Time is ticking away for the widespread implementation of IRIS in commercial transactions. From 1 November, all physical and online shops in the country will be required to accept payments via IRIS, alongside the already familiar POS options. Customers will be able to select the payment method through the terminal and, if they choose IRIS, a unique QR code will be displayed that they will “scan” through the mobile banking app to complete the transaction.
Under the new institutional framework, businesses that accept payments through IRIS or other similar services will have to execute them exclusively through a POS interconnected either with the tax mechanism or with the information systems of the AADE.
Those who fail to comply by November 1 risk fines of €10,000 (for single-entry books) and €20,000 (for double-entry books), which are reduced by 50% in small settlements and islands of less than 3,100 inhabitants.
The limits for transactionsremain currently at EUR 500 per day for transfers between individuals (IRIS P2P) and EUR 500 for payments to professionals (IRIS P2B), with a total daily limit of EUR 1,000. From January 2026, the limits increase to €1,000 per day and €5,000 per month for individuals, and up to €31,000 per month for professionals.

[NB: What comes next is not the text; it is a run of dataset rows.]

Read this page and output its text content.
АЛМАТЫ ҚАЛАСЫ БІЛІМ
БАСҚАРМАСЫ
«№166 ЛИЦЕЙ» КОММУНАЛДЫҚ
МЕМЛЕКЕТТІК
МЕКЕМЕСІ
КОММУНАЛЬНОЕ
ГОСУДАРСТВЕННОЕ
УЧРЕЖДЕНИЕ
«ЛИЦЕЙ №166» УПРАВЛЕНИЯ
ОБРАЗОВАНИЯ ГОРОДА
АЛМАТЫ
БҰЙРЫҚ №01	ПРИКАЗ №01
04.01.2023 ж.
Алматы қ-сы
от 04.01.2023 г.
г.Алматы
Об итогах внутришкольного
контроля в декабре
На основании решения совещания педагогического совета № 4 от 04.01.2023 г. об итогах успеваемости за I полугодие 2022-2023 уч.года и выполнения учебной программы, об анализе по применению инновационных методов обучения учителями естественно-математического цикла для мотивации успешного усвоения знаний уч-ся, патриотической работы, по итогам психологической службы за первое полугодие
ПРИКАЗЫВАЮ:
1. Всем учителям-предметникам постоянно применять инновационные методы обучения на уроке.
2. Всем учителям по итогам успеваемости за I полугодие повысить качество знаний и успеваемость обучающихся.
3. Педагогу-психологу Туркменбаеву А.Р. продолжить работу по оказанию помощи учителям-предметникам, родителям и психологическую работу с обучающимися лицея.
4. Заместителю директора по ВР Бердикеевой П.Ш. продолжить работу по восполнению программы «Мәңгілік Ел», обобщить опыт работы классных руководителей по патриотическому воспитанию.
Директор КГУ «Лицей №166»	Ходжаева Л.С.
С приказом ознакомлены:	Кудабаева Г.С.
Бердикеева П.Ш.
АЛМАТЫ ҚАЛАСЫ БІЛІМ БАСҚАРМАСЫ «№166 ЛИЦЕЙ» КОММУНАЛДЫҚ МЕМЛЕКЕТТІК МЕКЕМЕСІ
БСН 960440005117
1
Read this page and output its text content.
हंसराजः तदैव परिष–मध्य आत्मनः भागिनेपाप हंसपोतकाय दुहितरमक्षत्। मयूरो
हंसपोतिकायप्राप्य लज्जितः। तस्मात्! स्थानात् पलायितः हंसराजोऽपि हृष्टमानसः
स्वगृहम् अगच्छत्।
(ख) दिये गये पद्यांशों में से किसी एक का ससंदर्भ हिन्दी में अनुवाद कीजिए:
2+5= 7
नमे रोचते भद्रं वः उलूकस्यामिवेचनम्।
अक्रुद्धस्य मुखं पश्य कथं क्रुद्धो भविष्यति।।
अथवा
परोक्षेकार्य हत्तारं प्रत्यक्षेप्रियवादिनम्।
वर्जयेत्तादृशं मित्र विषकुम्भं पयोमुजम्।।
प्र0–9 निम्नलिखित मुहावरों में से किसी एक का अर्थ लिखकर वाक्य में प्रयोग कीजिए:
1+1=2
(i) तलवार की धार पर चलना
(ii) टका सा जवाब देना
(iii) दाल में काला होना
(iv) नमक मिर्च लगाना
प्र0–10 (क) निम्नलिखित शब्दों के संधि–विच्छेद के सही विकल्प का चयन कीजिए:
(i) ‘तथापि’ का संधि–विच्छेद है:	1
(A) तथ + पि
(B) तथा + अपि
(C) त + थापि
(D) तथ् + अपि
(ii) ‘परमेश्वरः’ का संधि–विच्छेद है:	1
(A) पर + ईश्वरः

2026 will also be the year of IRIS’ international expansion, as it will be connected to the European EuroPA network, allowing real-time money transfers to countries such as Italy, Spain, Portugal, Poland and the Nordic countries. This will allow Greek users to send or receive money from abroad with the same ease that they currently send money to friends or professionals within Greece.
Already more than 4 million citizens are using IRIS P2P for private-to-private transfers, while 560,000 professionals have joined IRIS P2B. 8,806 businesses and online shops are currently participating in IRIS Commerce, a number that is expected to skyrocket with the mandatory acceptance of payments through the system across the market.